Abstract:
The present invention relates to a combined process for separating and converting asphaltenes of high molecular weight and high softening point from heavy hydrocarbon material containing asphaltenes by a process that combines a deasphalting method to produce solid asphaltenes and a continuous coking procedure for the solid asphaltenes. The combined process converts the material into more valuable liquid hydrocarbon products of lower molecular weight and coke.

Description:
BACKGROUND OF THE INVENTION 
     The present invention relates to a combined process for separating and converting asphaltenes of high molecular weight and high softening point from heavy hydrocarbon material containing asphaltenes by a process that combines a deasphalting method to produce solid asphaltenes and a continuous coking procedure for said solid asphaltenes. The combined process converts said material into more valuable liquid hydrocarbon products of lower molecular weight and coke. 
     Heavy crude oils have high asphaltene content which is detrimental to further processing of these crude oils to convert them into more valuable products. 

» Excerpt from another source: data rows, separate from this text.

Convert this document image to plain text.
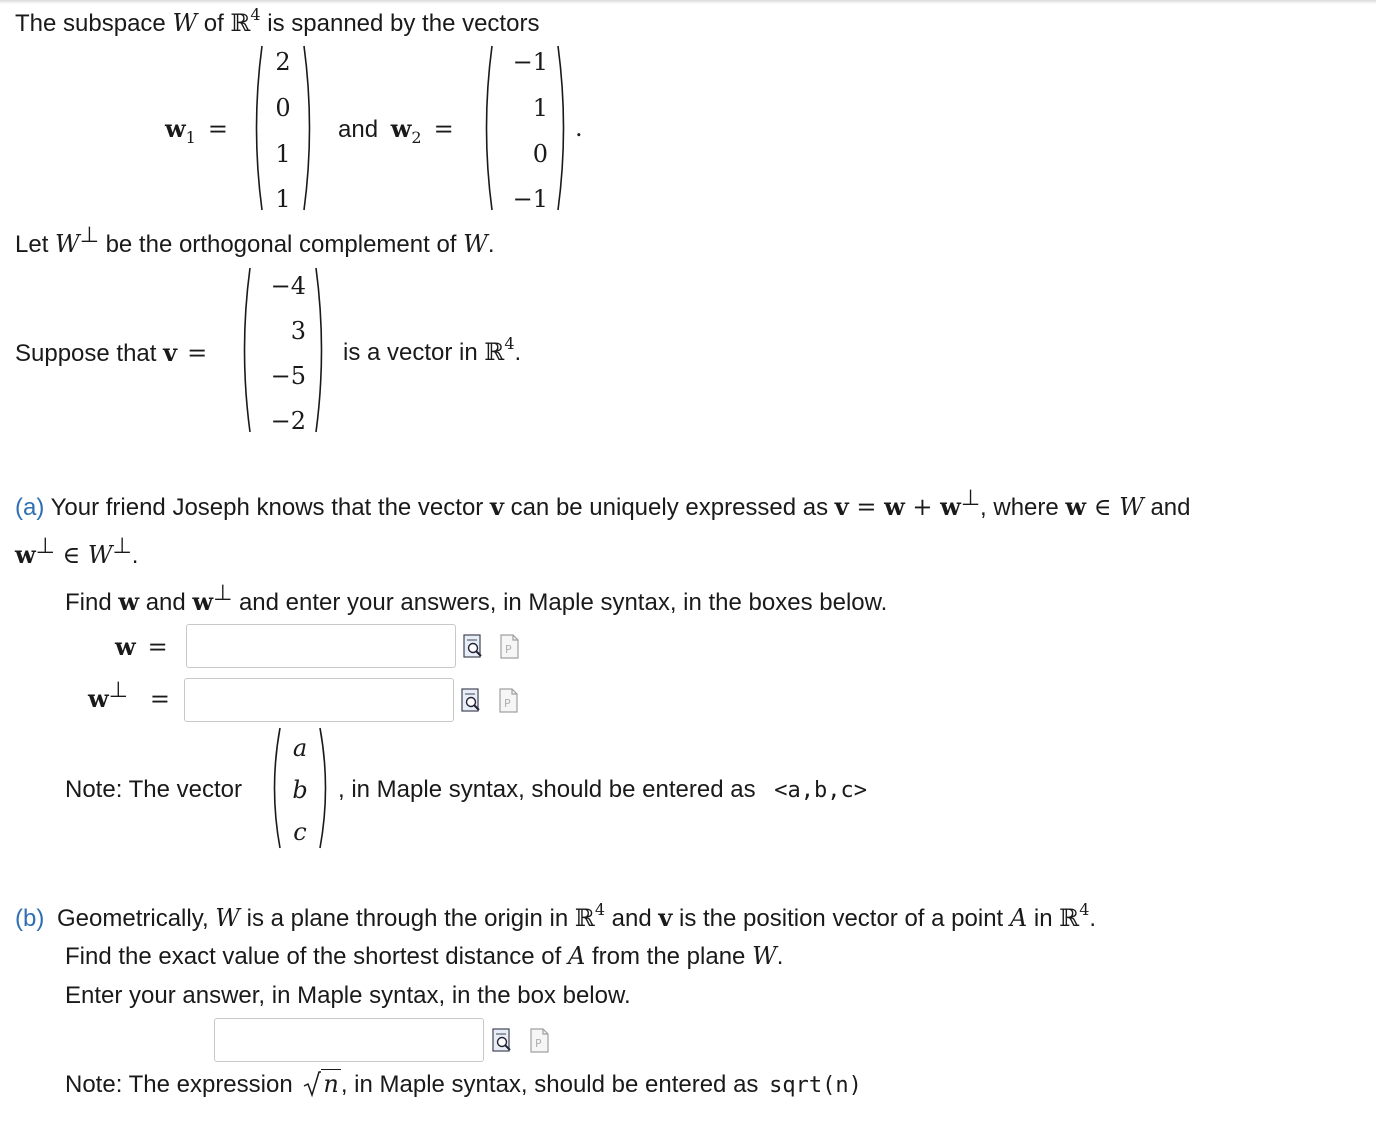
The subspace W of ℝ$^4$ is spanned by the vectors
$w_1$ =
2
0
1
1
and $w_2$ =
−1
1
0
−1
.
Let W⊥ be the orthogonal complement of W.
Suppose that v =
−4
3
−5
−2
is a vector in ℝ$^4$.
(a) Your friend Joseph knows that the vector v can be uniquely expressed as v = w + w⊥, where w ∈ W and
w⊥ ∈ W⊥.
Find w and w⊥ and enter your answers, in Maple syntax, in the boxes below.
w =	P
w⊥ =	P
Note: The vector
a
b
c
, in Maple syntax, should be entered as <a,b,c>
(b) Geometrically, W is a plane through the origin in ℝ$^4$ and v is the position vector of a point A in ℝ$^4$.
Find the exact value of the shortest distance of A from the plane W.
Enter your answer, in Maple syntax, in the box below.
P
Note: The expression n, in Maple syntax, should be entered as sqrt(n)
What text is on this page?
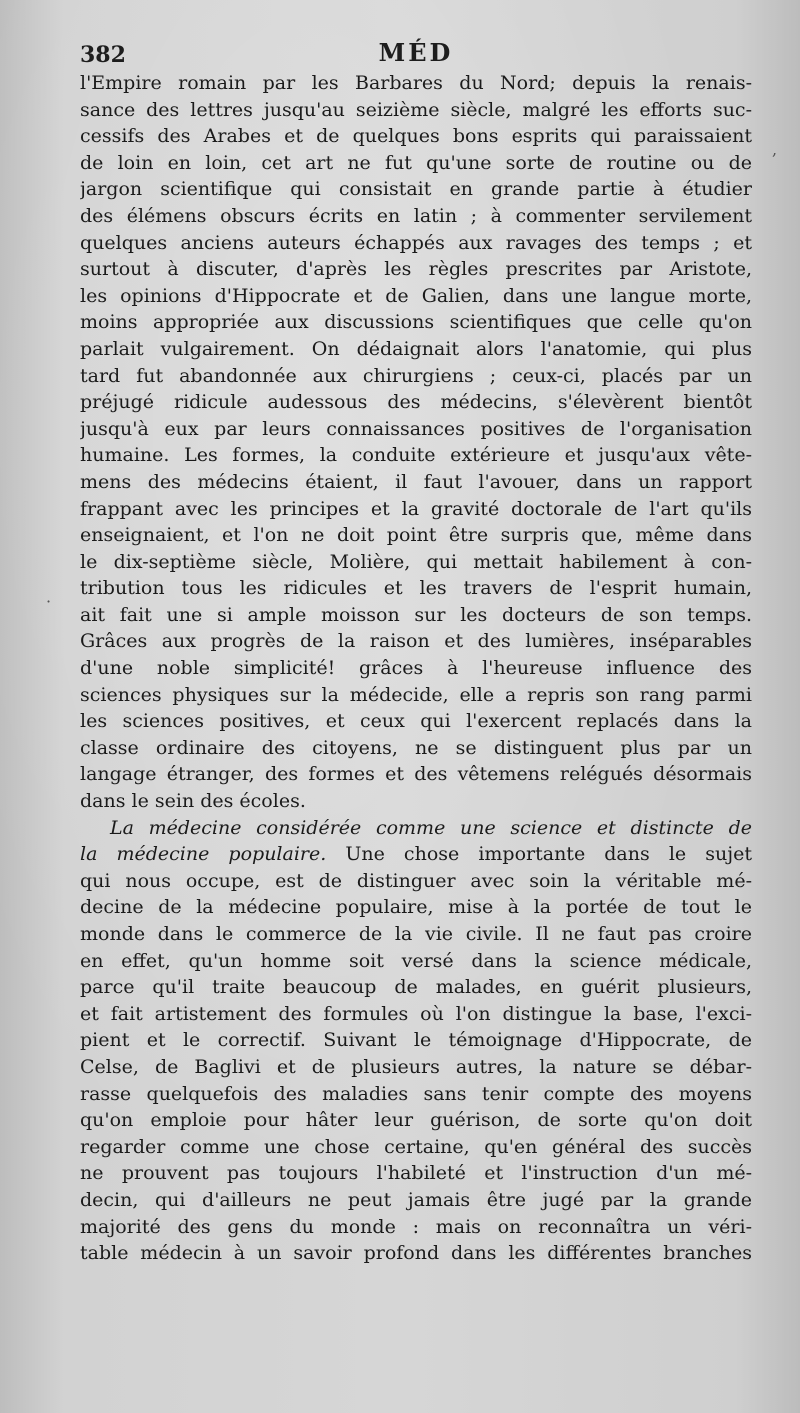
382	MÉD
l'Empire romain par les Barbares du Nord; depuis la renais-
sance des lettres jusqu'au seizième siècle, malgré les efforts suc-
cessifs des Arabes et de quelques bons esprits qui paraissaient
de loin en loin, cet art ne fut qu'une sorte de routine ou de
jargon scientifique qui consistait en grande partie à étudier
des élémens obscurs écrits en latin ; à commenter servilement
quelques anciens auteurs échappés aux ravages des temps ; et
surtout à discuter, d'après les règles prescrites par Aristote,
les opinions d'Hippocrate et de Galien, dans une langue morte,
moins appropriée aux discussions scientifiques que celle qu'on
parlait vulgairement. On dédaignait alors l'anatomie, qui plus
tard fut abandonnée aux chirurgiens ; ceux-ci, placés par un
préjugé ridicule audessous des médecins, s'élevèrent bientôt
jusqu'à eux par leurs connaissances positives de l'organisation
humaine. Les formes, la conduite extérieure et jusqu'aux vête-
mens des médecins étaient, il faut l'avouer, dans un rapport
frappant avec les principes et la gravité doctorale de l'art qu'ils
enseignaient, et l'on ne doit point être surpris que, même dans
le dix-septième siècle, Molière, qui mettait habilement à con-
tribution tous les ridicules et les travers de l'esprit humain,
ait fait une si ample moisson sur les docteurs de son temps.
Grâces aux progrès de la raison et des lumières, inséparables
d'une noble simplicité! grâces à l'heureuse influence des
sciences physiques sur la médecide, elle a repris son rang parmi
les sciences positives, et ceux qui l'exercent replacés dans la
classe ordinaire des citoyens, ne se distinguent plus par un
langage étranger, des formes et des vêtemens relégués désormais
dans le sein des écoles.
La médecine considérée comme une science et distincte de
la médecine populaire. Une chose importante dans le sujet
qui nous occupe, est de distinguer avec soin la véritable mé-
decine de la médecine populaire, mise à la portée de tout le
monde dans le commerce de la vie civile. Il ne faut pas croire
en effet, qu'un homme soit versé dans la science médicale,
parce qu'il traite beaucoup de malades, en guérit plusieurs,
et fait artistement des formules où l'on distingue la base, l'exci-
pient et le correctif. Suivant le témoignage d'Hippocrate, de
Celse, de Baglivi et de plusieurs autres, la nature se débar-
rasse quelquefois des maladies sans tenir compte des moyens
qu'on emploie pour hâter leur guérison, de sorte qu'on doit
regarder comme une chose certaine, qu'en général des succès
ne prouvent pas toujours l'habileté et l'instruction d'un mé-
decin, qui d'ailleurs ne peut jamais être jugé par la grande
majorité des gens du monde : mais on reconnaîtra un véri-
table médecin à un savoir profond dans les différentes branches
,
·
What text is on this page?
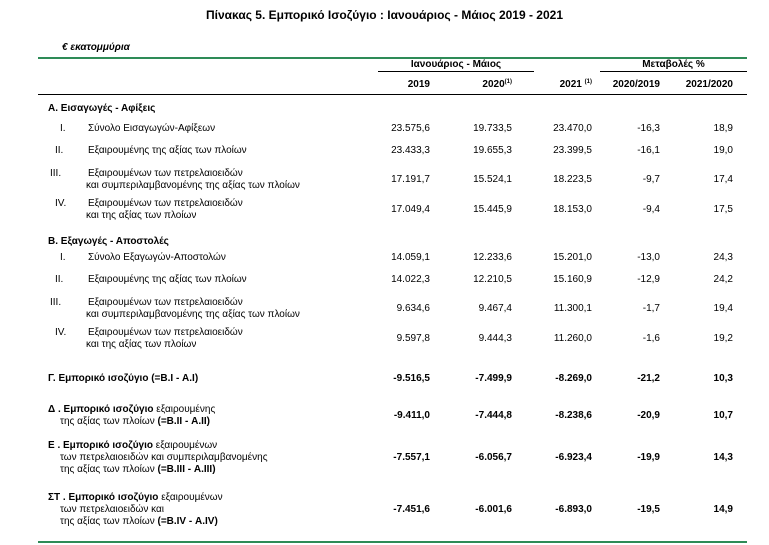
Πίνακας 5. Εμπορικό Ισοζύγιο : Ιανουάριος - Μάιος 2019 - 2021
€ εκατομμύρια
Ιανουάριος - Μάιος	Μεταβολές %
2019	2020$^{(1)}$	2021 $^{(1)}$	2020/2019	2021/2020
Α. Εισαγωγές - Αφίξεις
I. Σύνολο Εισαγωγών-Αφίξεων	23.575,6	19.733,5	23.470,0	-16,3	18,9
II. Εξαιρουμένης της αξίας των πλοίων	23.433,3	19.655,3	23.399,5	-16,1	19,0
III.	Εξαιρουμένων των πετρελαιοειδών
και συμπεριλαμβανομένης της αξίας των πλοίων
17.191,7	15.524,1	18.223,5	-9,7	17,4
IV. Εξαιρουμένων των πετρελαιοειδών
και της αξίας των πλοίων
17.049,4	15.445,9	18.153,0	-9,4	17,5
I. Σύνολο Εξαγωγών-Αποστολών	14.059,1	12.233,6	15.201,0	-13,0	24,3
II. Εξαιρουμένης της αξίας των πλοίων	14.022,3	12.210,5	15.160,9	-12,9	24,2
III.	Εξαιρουμένων των πετρελαιοειδών
και συμπεριλαμβανομένης της αξίας των πλοίων
9.634,6	9.467,4	11.300,1	-1,7	19,4
IV. Εξαιρουμένων των πετρελαιοειδών
και της αξίας των πλοίων
9.597,8	9.444,3	11.260,0	-1,6	19,2
Γ. Εμπορικό ισοζύγιο (=Β.I - Α.I)	-9.516,5	-7.499,9	-8.269,0	-21,2	10,3
Δ . Εμπορικό ισοζύγιο εξαιρουμένης
της αξίας των πλοίων (=Β.II - Α.II)
-9.411,0	-7.444,8	-8.238,6	-20,9	10,7
Ε . Εμπορικό ισοζύγιο εξαιρουμένων
των πετρελαιοειδών και συμπεριλαμβανομένης
της αξίας των πλοίων (=Β.III - Α.III)
-7.557,1	-6.056,7	-6.923,4	-19,9	14,3
ΣΤ . Εμπορικό ισοζύγιο εξαιρουμένων
των πετρελαιοειδών και
της αξίας των πλοίων (=Β.IV - Α.IV)
-7.451,6	-6.001,6	-6.893,0	-19,5	14,9
Β. Εξαγωγές - Αποστολές
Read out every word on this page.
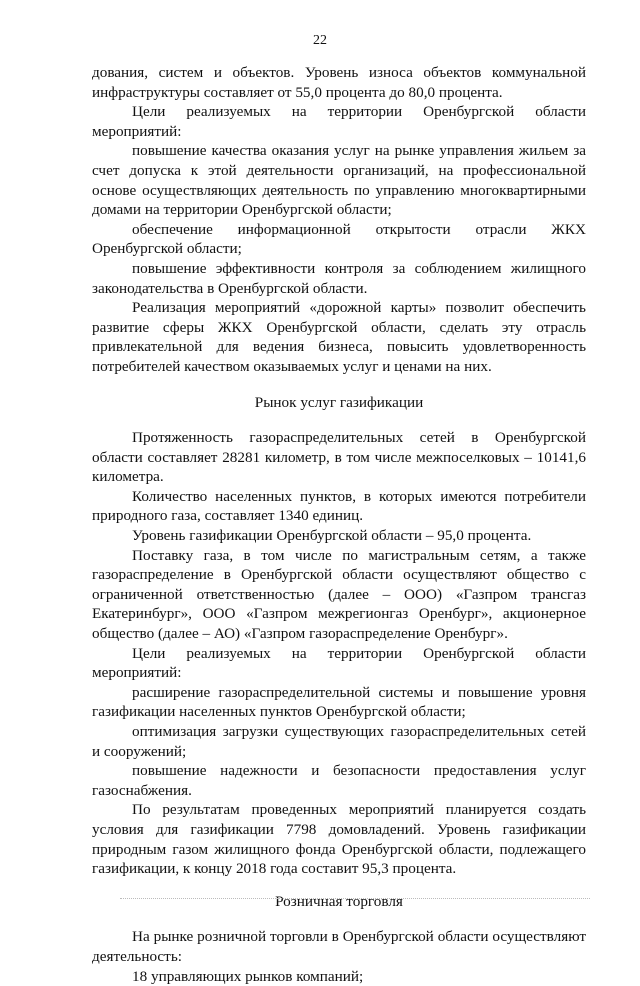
22

дования, систем и объектов. Уровень износа объектов коммунальной инфраструктуры составляет от 55,0 процента до 80,0 процента.

Цели реализуемых на территории Оренбургской области мероприятий:

повышение качества оказания услуг на рынке управления жильем за счет допуска к этой деятельности организаций, на профессиональной основе осуществляющих деятельность по управлению многоквартирными домами на территории Оренбургской области;

обеспечение информационной открытости отрасли ЖКХ Оренбургской области;

повышение эффективности контроля за соблюдением жилищного законодательства в Оренбургской области.

Реализация мероприятий «дорожной карты» позволит обеспечить развитие сферы ЖКХ Оренбургской области, сделать эту отрасль привлекательной для ведения бизнеса, повысить удовлетворенность потребителей качеством оказываемых услуг и ценами на них.

Рынок услуг газификации

Протяженность газораспределительных сетей в Оренбургской области составляет 28281 километр, в том числе межпоселковых – 10141,6 километра.

Количество населенных пунктов, в которых имеются потребители природного газа, составляет 1340 единиц.

Уровень газификации Оренбургской области – 95,0 процента.

Поставку газа, в том числе по магистральным сетям, а также газораспределение в Оренбургской области осуществляют общество с ограниченной ответственностью (далее – ООО) «Газпром трансгаз Екатеринбург», ООО «Газпром межрегионгаз Оренбург», акционерное общество (далее – АО) «Газпром газораспределение Оренбург».

Цели реализуемых на территории Оренбургской области мероприятий:

расширение газораспределительной системы и повышение уровня газификации населенных пунктов Оренбургской области;

оптимизация загрузки существующих газораспределительных сетей и сооружений;

повышение надежности и безопасности предоставления услуг газоснабжения.

По результатам проведенных мероприятий планируется создать условия для газификации 7798 домовладений. Уровень газификации природным газом жилищного фонда Оренбургской области, подлежащего газификации, к концу 2018 года составит 95,3 процента.

Розничная торговля

На рынке розничной торговли в Оренбургской области осуществляют деятельность:

18 управляющих рынков компаний;
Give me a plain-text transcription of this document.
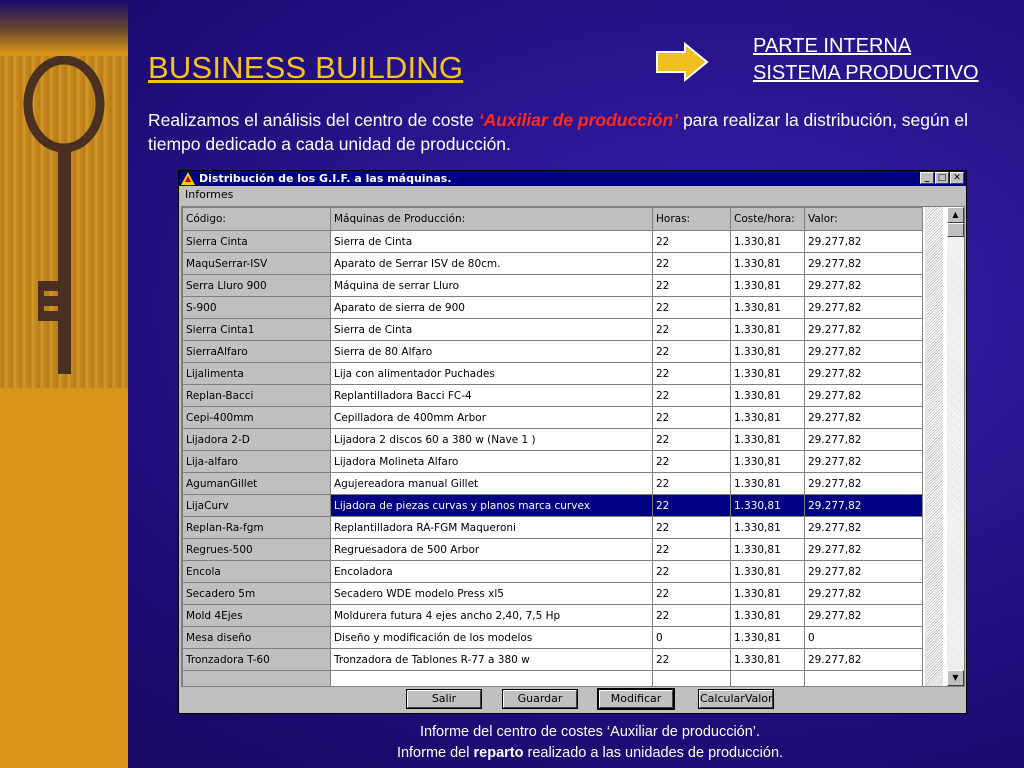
BUSINESS BUILDING
PARTE INTERNA
SISTEMA PRODUCTIVO
Realizamos el análisis del centro de coste ‘Auxiliar de producción’ para realizar la distribución, según el tiempo dedicado a cada unidad de producción.
Distribución de los G.I.F. a las máquinas.	_ □ ✕
Informes
Código:	Máquinas de Producción:	Horas:	Coste/hora:	Valor:
Sierra Cinta	Sierra de Cinta	22	1.330,81	29.277,82
MaquSerrar-ISV	Aparato de Serrar ISV de 80cm.	22	1.330,81	29.277,82
Serra Lluro 900	Máquina de serrar Lluro	22	1.330,81	29.277,82
S-900	Aparato de sierra de 900	22	1.330,81	29.277,82
Sierra Cinta1	Sierra de Cinta	22	1.330,81	29.277,82
SierraAlfaro	Sierra de 80 Alfaro	22	1.330,81	29.277,82
Lijalimenta	Lija con alimentador Puchades	22	1.330,81	29.277,82
Replan-Bacci	Replantilladora Bacci FC-4	22	1.330,81	29.277,82
Cepi-400mm	Cepilladora de 400mm Arbor	22	1.330,81	29.277,82
Lijadora 2-D	Lijadora 2 discos 60 a 380 w (Nave 1 )	22	1.330,81	29.277,82
Lija-alfaro	Lijadora Molineta Alfaro	22	1.330,81	29.277,82
AgumanGillet	Agujereadora manual Gillet	22	1.330,81	29.277,82
LijaCurv	Lijadora de piezas curvas y planos marca curvex	22	1.330,81	29.277,82
Replan-Ra-fgm	Replantilladora RA-FGM Maqueroni	22	1.330,81	29.277,82
Regrues-500	Regruesadora de 500 Arbor	22	1.330,81	29.277,82
Encola	Encoladora	22	1.330,81	29.277,82
Secadero 5m	Secadero WDE modelo Press xl5	22	1.330,81	29.277,82
Mold 4Ejes	Moldurera futura 4 ejes ancho 2,40, 7,5 Hp	22	1.330,81	29.277,82
Mesa diseño	Diseño y modificación de los modelos	0	1.330,81	0
Tronzadora T-60	Tronzadora de Tablones R-77 a 380 w	22	1.330,81	29.277,82

▲
▼
Salir	Guardar	Modificar	CalcularValor
Informe del centro de costes ‘Auxiliar de producción’.
Informe del reparto realizado a las unidades de producción.
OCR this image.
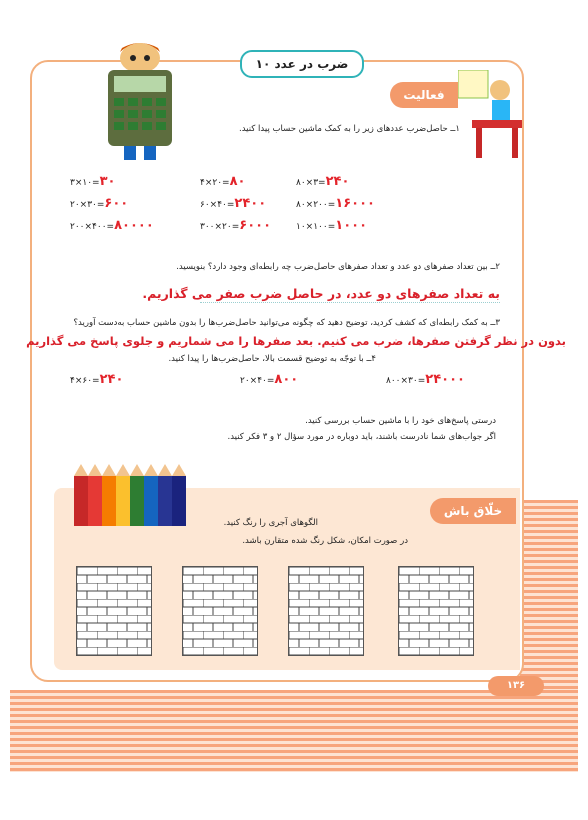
ضرب در عدد ۱۰
فعالیت
۱ــ حاصل‌ضرب عددهای زیر را به کمک ماشین حساب پیدا کنید.
۳×۱۰=۳۰	۴×۲۰=۸۰	۸۰×۳=۲۴۰
۲۰×۳۰=۶۰۰	۶۰×۴۰=۲۴۰۰	۸۰×۲۰۰=۱۶۰۰۰
۲۰۰×۴۰۰=۸۰۰۰۰	۳۰۰×۲۰=۶۰۰۰	۱۰×۱۰۰=۱۰۰۰
۲ــ بین تعداد صفرهای دو عدد و تعداد صفرهای حاصل‌ضرب چه رابطه‌ای وجود دارد؟ بنویسید.
به تعداد صفرهای دو عدد، در حاصل ضرب صفر می گذاریم.
۳ــ به کمک رابطه‌ای که کشف کردید، توضیح دهید که چگونه می‌توانید حاصل‌ضرب‌ها را بدون ماشین حساب به‌دست آورید؟
بدون در نظر گرفتن صفرها، ضرب می کنیم. بعد صفرها را می شماریم و جلوی پاسخ می گذاریم
۴ــ با توجّه به توضیح قسمت بالا، حاصل‌ضرب‌ها را پیدا کنید.
۴×۶۰=۲۴۰	۲۰×۴۰=۸۰۰	۸۰۰×۳۰=۲۴۰۰۰
درستی پاسخ‌های خود را با ماشین حساب بررسی کنید.
اگر جواب‌های شما نادرست باشند، باید دوباره در مورد سؤال ۲ و ۳ فکر کنید.
خلّاق باش
الگوهای آجری را رنگ کنید.
در صورت امکان، شکل رنگ شده متقارن باشد.
۱۳۶
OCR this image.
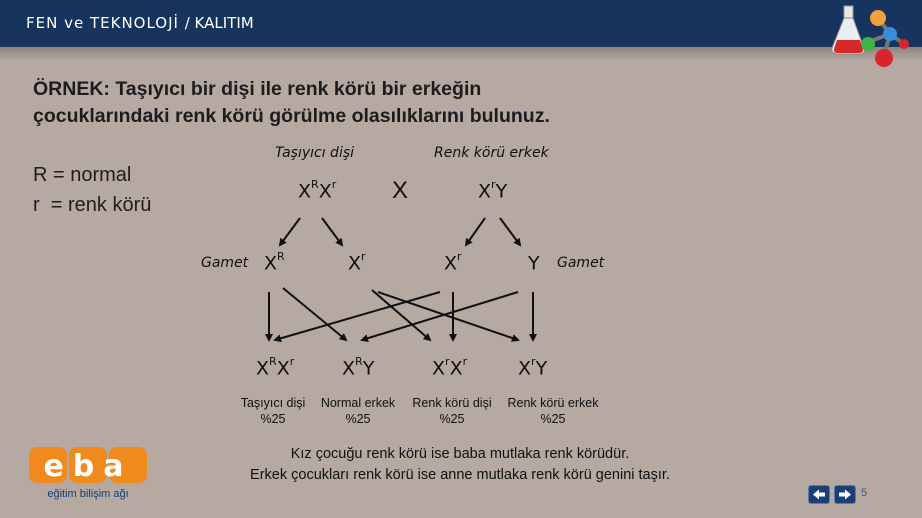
FEN ve TEKNOLOJİ / KALITIM
ÖRNEK: Taşıyıcı bir dişi ile renk körü bir erkeğin
çocuklarındaki renk körü görülme olasılıklarını bulunuz.
R = normal
r  = renk körü
Taşıyıcı dişi	Renk körü erkek
$X^RX^r$ X	$X^rY$
Gamet	Gamet
$X^R$	$X^r$	$X^r$	Y
$X^RX^r$	$X^RY$	$X^rX^r$	$X^rY$
Taşıyıcı dişi
%25
Normal erkek
%25
Renk körü dişi
%25
Renk körü erkek
%25
Kız çocuğu renk körü ise baba mutlaka renk körüdür.
Erkek çocukları renk körü ise anne mutlaka renk körü genini taşır.
eba
eğitim bilişim ağı	5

     In distilling these heavy oils, it is only possible to recover about 40 to 60 weight percent of distillate and heavy gas oil, still leaving a large fraction of heavy residue with high concentration of asphaltenes, metals and sulfur. By means of solvent deasphalting using an aliphatic hydrocarbon with 5 to 12 carbon atoms in its molecule, it is possible to make a deeper cut and extract more oil and resins, thus increasing the recovery of oil products almost free of asphaltenes and having a lower metal content, which can be used as a feed to downstream refining processes, such as fluid catalytic cracking, catalyic desulfurization or the like. The metals are mainly concentrated in the precipitated asphaltenes of high softening point and high molecular weight. 
     In recent years, solvent deasphalting has evolved in the direction of increasing deasphalted oil yields using heavy paraffinic solvents like pentane, hexane or light naphthas. This reduces production of asphaltenes leaving a very hard material with softening point over 170° C. and molecular weight over 1500. These asphaltenes have low commercial value due to high metal and sulfur content, therefore it is commercially attractive to convert them into more valuable products, increasing the amount of distillate obtained from the heavy crude oil and reducing the pilestock of low value asphaltenes. 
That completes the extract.